Ce roman noir publié en 1991 nous emmène à l'extérieur de la région de Los Angeles, noeud toponymique pourtant cher à
James Ellroy ; il s'agit ici de suivre l'itinéraire de Martin Michael Plunkett, un tueur psychopathe, vécu de l'intérieur, puisque la narration à la première personne nous plonge dans l'intimité du cerveau criminel, bien au-delà des limites de toute morale ou justice.
L'intrigue nous entraine, au gré de la traque policière, dans une dérive d'état en état, vers l'est au départ de San Francisco, lieu du premier meurtre. C'est un véritable road movie littéraire dans une errance où le personnage de l'auto-stoppeur confiant, solidaire et serviable allégorise la part de hasard et d'aléatoire, au cours d'un périple interminable à travers le désert, les petites villes repliées sur elles-mêmes, les zones enneigées et hostiles, les villes balnéaires… Les véhicules du tueur, surnommées Mortmobile I et II jouent en effet un rôle important et symbolique dans le roman à la fois lieux de repli, instruments de survie et engins de mort.
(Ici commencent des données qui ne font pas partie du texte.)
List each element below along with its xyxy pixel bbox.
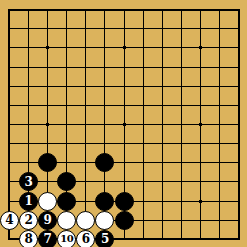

Le récit est souvent onirique, hallucinatoire, en prise directe avec le « cinéma intérieur » du héros. C'est une lecture difficile ; certains passages sont des mises en scènes d'une grande violence, brutale et pulsionnelle : fantasmes sexuels, d'automutilation, atrocités qui sont en général suivies de séances d'interprétation lucides et raisonnées. le tueur peut aussi s'identifier à des supers héros de BD, développer une sorte d'immaturité proche du complexe de Peter Pan, notamment dans son incapacité à envisager une sexualité d'adulte. C'est un voyeur, un être narcissique, obsédé par la perfection physique.
Pour ce criminel emprisonné, l'écriture de son parcours sert à démontrer une forme de supériorité intellectuelle se manifestant hors de toute communication conventionnelle.
Le récit du tueur est entrecoupé d'articles de presse qui relatent les meurtres, de rapports de police et d'extraits du journal de Thomas Dusenberry, l'inspecteur du FBI chargé de l'affaire. Ce dernier se sent lié au criminel qu'il traque, ressent profondément le mal absolu qu'il incarne et ne se remettra jamais vraiment de cette enquête.
Dans l'univers habituel d'
Ellroy, marqué souvent par une virilité exacerbée, le culte des armes à feu, les pulsions sexuelles dévorantes, la domination des femmes, le racisme et l'homophobie, ce roman porte paradoxalement la question centrale de l'homosexualité et de la fascination qu'elle exerce. La rencontre de Plunkett avec un complice, une sorte de double maléfique, se produit dans ce contexte particulier.
Ce roman est très particulièrement dense.
James Ellroy nous livre avec
Un tueur sur la route sa vision d'une Amérique décadente, dans laquelle l'essor de la psychopathologie meurtrière est une métaphore des maux de la société ; il nous propose également une satire de la famille en tant que valeur de base ; enfin, il lui arrive de remettre en cause le fonctionnement de la police, institution souvent décrite en miroir du crime.
Personnellement, je préfère le titre américain de ce roman, Silent Terror. J'ai l'impression qu'il met davantage l'accent sur la part de mystère que garde le tueur au delà même de sa confession et du dénouement ; de plus, il véhicule mieux le discours pessimiste de l'auteur sur l'état moral et matériel de la société américaine, une ambiance faite de violence crapuleuse, de corruption et de pulsions criminelles.
Ce fut une lecture un peu difficile et laborieuse et je serais sans doute passée à côté de beaucoup de clés de lecture si je n'avais pas eu la chance d'avoir pu bénéficier d'une initiation à l'univers d'
Ellroy. Ce roman noir, par son côté analytique et presque philosophique s'adresse à des lecteurs avertis.